By Jeremy Houghtaling

At 22 years old, Tyler Johnson already has a tough time picking out the biggest accomplishment of his young career.

Success seems to follow the Syracuse Crunch center, who won the Memorial Cup in his first junior season, won a gold medal at the World Junior Championships, and hoisted the Calder Cup last year in his rookie professional season.

"Each specific trophy has great memories, and holds a different piece of my heart," Johnson said.

Undrafted due to his 5-9 frame, Johnson signed a three-year deal with the Tampa Bay Lightning in March 2011 and wasted little time becoming an impact player for an already impressive Norfolk Admirals team just a few months later.

Johnson scored 31 goals and added 37 assists in 75 regular season games en route to an inclusion on the American Hockey League's all rookie team.

The Admirals, who went on a record-setting 28-game winning streak to end the regular season, continued to roll in the playoffs. Johnson averaged a point-per-game in the postseason as the team won the championship by sweeping Toronto in the Calder Cup finals.
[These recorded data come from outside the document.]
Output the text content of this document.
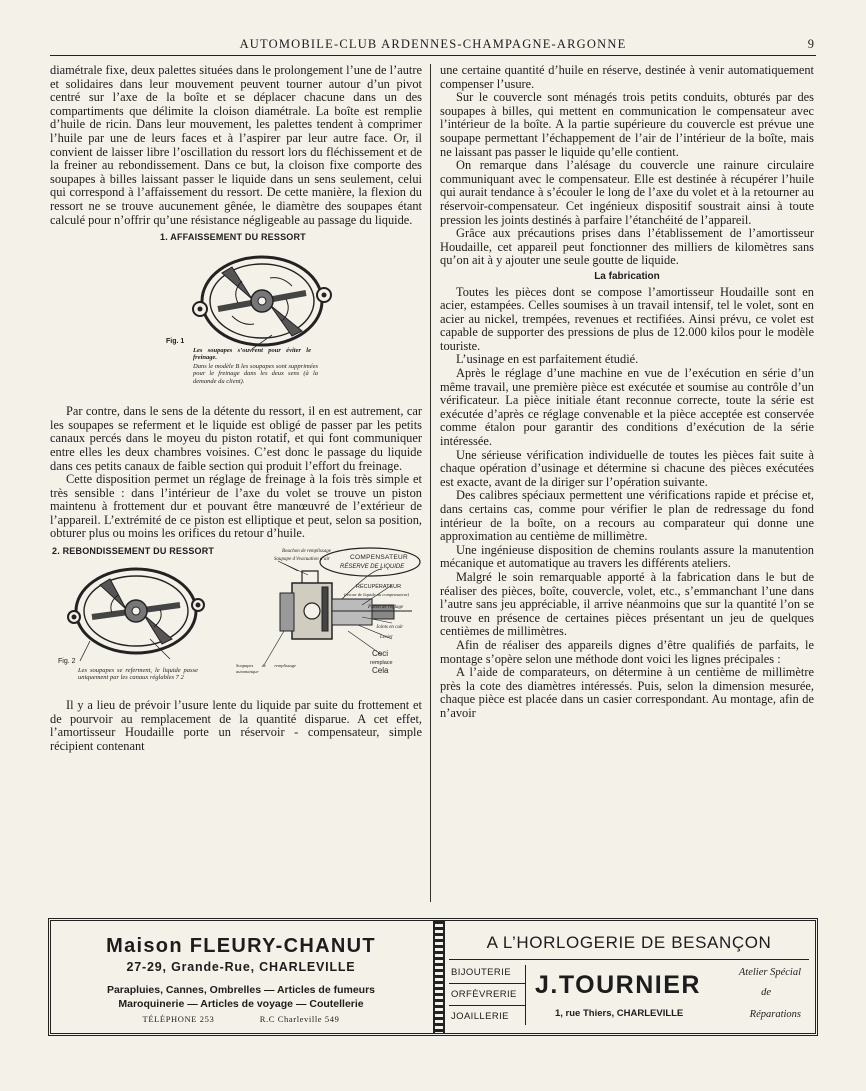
AUTOMOBILE-CLUB ARDENNES-CHAMPAGNE-ARGONNE	9

diamétrale fixe, deux palettes situées dans le prolongement l’une de l’autre et solidaires dans leur mouvement peuvent tourner autour d’un pivot centré sur l’axe de la boîte et se déplacer chacune dans un des compartiments que délimite la cloison diamétrale. La boîte est remplie d’huile de ricin. Dans leur mouvement, les palettes tendent à comprimer l’huile par une de leurs faces et à l’aspirer par leur autre face. Or, il convient de laisser libre l’oscillation du ressort lors du fléchissement et de la freiner au rebondissement. Dans ce but, la cloison fixe comporte des soupapes à billes laissant passer le liquide dans un sens seulement, celui qui correspond à l’affaissement du ressort. De cette manière, la flexion du ressort ne se trouve aucunement gênée, le diamètre des soupapes étant calculé pour n’offrir qu’une résistance négligeable au passage du liquide.

1. AFFAISSEMENT DU RESSORT
Fig. 1
Les soupapes s’ouvrent pour éviter le freinage.
Dans le modèle B les soupapes sont supprimées pour le freinage dans les deux sens (à la demande du client).

Par contre, dans le sens de la détente du ressort, il en est autrement, car les soupapes se referment et le liquide est obligé de passer par les petits canaux percés dans le moyeu du piston rotatif, et qui font communiquer entre elles les deux chambres voisines. C’est donc le passage du liquide dans ces petits canaux de faible section qui produit l’effort du freinage.

Cette disposition permet un réglage de freinage à la fois très simple et très sensible : dans l’intérieur de l’axe du volet se trouve un piston maintenu à frottement dur et pouvant être manœuvré de l’extérieur de l’appareil. L’extrémité de ce piston est elliptique et peut, selon sa position, obturer plus ou moins les orifices du retour d’huile.

2. REBONDISSEMENT DU RESSORT
Fig. 2
Les soupapes se referment, le liquide passe uniquement par les canaux réglables 7 2
Bouchon de remplissage
Soupape d’évacuation d’air	COMPENSATEUR
RÉSERVE DE LIQUIDE
RÉCUPÉRATEUR
(retour de liquide au compensateur)
Piston de réglage
Joints en cuir
Levier
Soupapes de remplissage automatique
Ceci
remplace
Cela

Il y a lieu de prévoir l’usure lente du liquide par suite du frottement et de pourvoir au remplacement de la quantité disparue. A cet effet, l’amortisseur Houdaille porte un réservoir - compensateur, simple récipient contenant

une certaine quantité d’huile en réserve, destinée à venir automatiquement compenser l’usure.

Sur le couvercle sont ménagés trois petits conduits, obturés par des soupapes à billes, qui mettent en communication le compensateur avec l’intérieur de la boîte. A la partie supérieure du couvercle est prévue une soupape permettant l’échappement de l’air de l’intérieur de la boîte, mais ne laissant pas passer le liquide qu’elle contient.

On remarque dans l’alésage du couvercle une rainure circulaire communiquant avec le compensateur. Elle est destinée à récupérer l’huile qui aurait tendance à s’écouler le long de l’axe du volet et à la retourner au réservoir-compensateur. Cet ingénieux dispositif soustrait ainsi à toute pression les joints destinés à parfaire l’étanchéité de l’appareil.

Grâce aux précautions prises dans l’établissement de l’amortisseur Houdaille, cet appareil peut fonctionner des milliers de kilomètres sans qu’on ait à y ajouter une seule goutte de liquide.

La fabrication

Toutes les pièces dont se compose l’amortisseur Houdaille sont en acier, estampées. Celles soumises à un travail intensif, tel le volet, sont en acier au nickel, trempées, revenues et rectifiées. Ainsi prévu, ce volet est capable de supporter des pressions de plus de 12.000 kilos pour le modèle touriste.

L’usinage en est parfaitement étudié.

Après le réglage d’une machine en vue de l’exécution en série d’un même travail, une première pièce est exécutée et soumise au contrôle d’un vérificateur. La pièce initiale étant reconnue correcte, toute la série est exécutée d’après ce réglage convenable et la pièce acceptée est conservée comme étalon pour garantir des conditions d’exécution de la série intéressée.

Une sérieuse vérification individuelle de toutes les pièces fait suite à chaque opération d’usinage et détermine si chacune des pièces exécutées est exacte, avant de la diriger sur l’opération suivante.

Des calibres spéciaux permettent une vérifications rapide et précise et, dans certains cas, comme pour vérifier le plan de redressage du fond intérieur de la boîte, on a recours au comparateur qui donne une approximation au centième de millimètre.

Une ingénieuse disposition de chemins roulants assure la manutention mécanique et automatique au travers les différents ateliers.

Malgré le soin remarquable apporté à la fabrication dans le but de réaliser des pièces, boîte, couvercle, volet, etc., s’emmanchant l’une dans l’autre sans jeu appréciable, il arrive néanmoins que sur la quantité l’on se trouve en présence de certaines pièces présentant un jeu de quelques centièmes de millimètres.

Afin de réaliser des appareils dignes d’être qualifiés de parfaits, le montage s’opère selon une méthode dont voici les lignes précipales :

A l’aide de comparateurs, on détermine à un centième de millimètre près la cote des diamètres intéressés. Puis, selon la dimension mesurée, chaque pièce est placée dans un casier correspondant. Au montage, afin de n’avoir

Maison FLEURY-CHANUT
27-29, Grande-Rue, CHARLEVILLE
Parapluies, Cannes, Ombrelles — Articles de fumeurs
Maroquinerie — Articles de voyage — Coutellerie
TÉLÉPHONE 253	R.C Charleville 549
A L’HORLOGERIE DE BESANÇON
BIJOUTERIE
ORFÈVRERIE
JOAILLERIE
J.TOURNIER
1, rue Thiers, CHARLEVILLE
Atelier Spécial
de
Réparations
"The team we had and that amazing run we went on – it was a fairy tale ending," he said about his latest accomplishment.

Still, Johnson had a hard time saying it was definitely better than winning gold for the United States in the 2010 World Junior Championships, or whether it was on par with the 2007-08 Memorial Cup-winning season he had with his hometown team, the Spokane Chiefs.

"I grew up watching the Chiefs play and wanted to win that since I was born," he said.

Johnson's effort with the Chiefs in 2008 earned him the Western Hockey League's most valuable player award for the playoffs, and by the end of his junior career in 2011 he was racking up hardware as the league's leading goal scorer, a first team all star, and top overage player.

"Johnny is an awesome player; he does it all on the ice," said Crunch goalie Dustin Tokarski, who also played with Johnson as a member of the Chiefs and Admirals.

"He's super speedy, super fast. He kills penalties with the best of them, and he's a complete player with a bright future."

During his time with the Chiefs, Johnson had the luxury of staying at home – a dream come true for him.

"I had a lot of family and friends at each and every game," Johnson said. "They pushed me and I had a little edge because I was playing in front of them."

One of those familiar faces will be in the crowd when Syracuse opens the season Friday in Rochester and when the Crunch open at home Saturday against Hershey.

Johnson's father arrived in Syracuse Tuesday night after a three-day drive with many of Tyler’s belongings. He will stick around for the games this weekend.

"I can't say enough good things (about him)," Johnson said. "He's always been there for me."

Just like his father, Johnson is hoping his success follows him to his first year in Syracuse. He definitely isn't bothered by the thought of a sophomore slump.

"As long as you work hard, good things are going to happen," he said. "I'm fortunate to have a good team and a good group of guys. I don't think you have to worry about that."